Pessoa and Negative Capability

The original name for this diary or blog is Disquiet Thoughts and it is only fair that the inspiration be acknowledged.

The book of disquiet, written by Fernando Pessoa remains as one of its kind among literary masterpieces. Not meant for publication at first, it is a celebration of melancholy.Pessoa elevates it to an art.

At times brooding and dark, it is a recollection, a collage of memory.Each chapter so to say, reflects the author at his most pensive. It is difficult to describe the almost morbid languishing nature of his thoughts.Suffice it to say that each chapter carries forward a mood, a memory, a mix of memory and desire. one finds it hard to actually distinguish between memory and desire as both get wrapped under the inconstant fog of time and as it usually happens, one finds asking oneself and questioning the validity of all memory.

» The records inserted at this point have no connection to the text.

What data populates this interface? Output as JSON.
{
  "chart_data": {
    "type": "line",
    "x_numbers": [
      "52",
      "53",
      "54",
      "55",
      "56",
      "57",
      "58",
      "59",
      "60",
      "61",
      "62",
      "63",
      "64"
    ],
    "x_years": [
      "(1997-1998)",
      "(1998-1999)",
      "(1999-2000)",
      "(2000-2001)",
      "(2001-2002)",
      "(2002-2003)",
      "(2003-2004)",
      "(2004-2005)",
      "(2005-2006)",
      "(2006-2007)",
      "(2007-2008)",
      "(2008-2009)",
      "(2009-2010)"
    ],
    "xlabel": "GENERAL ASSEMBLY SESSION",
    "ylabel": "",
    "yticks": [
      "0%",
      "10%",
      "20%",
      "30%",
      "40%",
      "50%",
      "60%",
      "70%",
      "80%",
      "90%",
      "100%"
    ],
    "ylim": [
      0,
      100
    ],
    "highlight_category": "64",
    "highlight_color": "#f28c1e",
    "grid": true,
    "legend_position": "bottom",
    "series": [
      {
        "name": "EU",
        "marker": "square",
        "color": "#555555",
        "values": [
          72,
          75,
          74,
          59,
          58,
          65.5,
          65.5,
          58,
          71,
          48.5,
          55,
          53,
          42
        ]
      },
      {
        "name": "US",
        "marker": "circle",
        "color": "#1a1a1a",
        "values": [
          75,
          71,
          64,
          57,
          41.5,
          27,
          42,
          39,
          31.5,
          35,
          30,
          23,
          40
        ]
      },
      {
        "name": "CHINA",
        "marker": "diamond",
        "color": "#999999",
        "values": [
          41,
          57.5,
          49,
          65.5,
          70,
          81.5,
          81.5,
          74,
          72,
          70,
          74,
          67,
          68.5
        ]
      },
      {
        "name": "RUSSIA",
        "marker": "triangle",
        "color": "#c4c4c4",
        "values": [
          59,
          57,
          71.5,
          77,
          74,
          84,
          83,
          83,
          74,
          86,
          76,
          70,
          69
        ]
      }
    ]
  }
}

Memory is not always what happens. most of it is also what could have been. It is in this territory of mist, fog and dense desire that Pessoa pens down a remarkable anthology of melancholy. I find it hard to actually describe the impact of his thoughts. The book is an invaluable document of Lisbon, of life, of a kind of thinking and an attitude towards life.
it is a great book, one that needs to be read again and again. it never tires, it is never tiring. Some images are explosive and the sombre ones are the most decisive. It elevates to new heights the artistic attitude that Keats extolled, one that he called negative capability.
It is this negative capability, this gloomy and unhopeful cup that Pessoa holds to capture life's rain that should prompt the reader to celebrate and live a life of sadness and disquiet.

2 comments:

Alok said...

this book was on my reading list. thanks for reminding. will move it up! :)

Kubla Khan said...

The Book of Disquiet is really one of its kind. have you read his poems? he writes under different heteronymns and that is wonderfully insane and bizarre.
the Ricardo Reis novel by Saramago is a celebration of that heteronymn and one that is absolutely magical.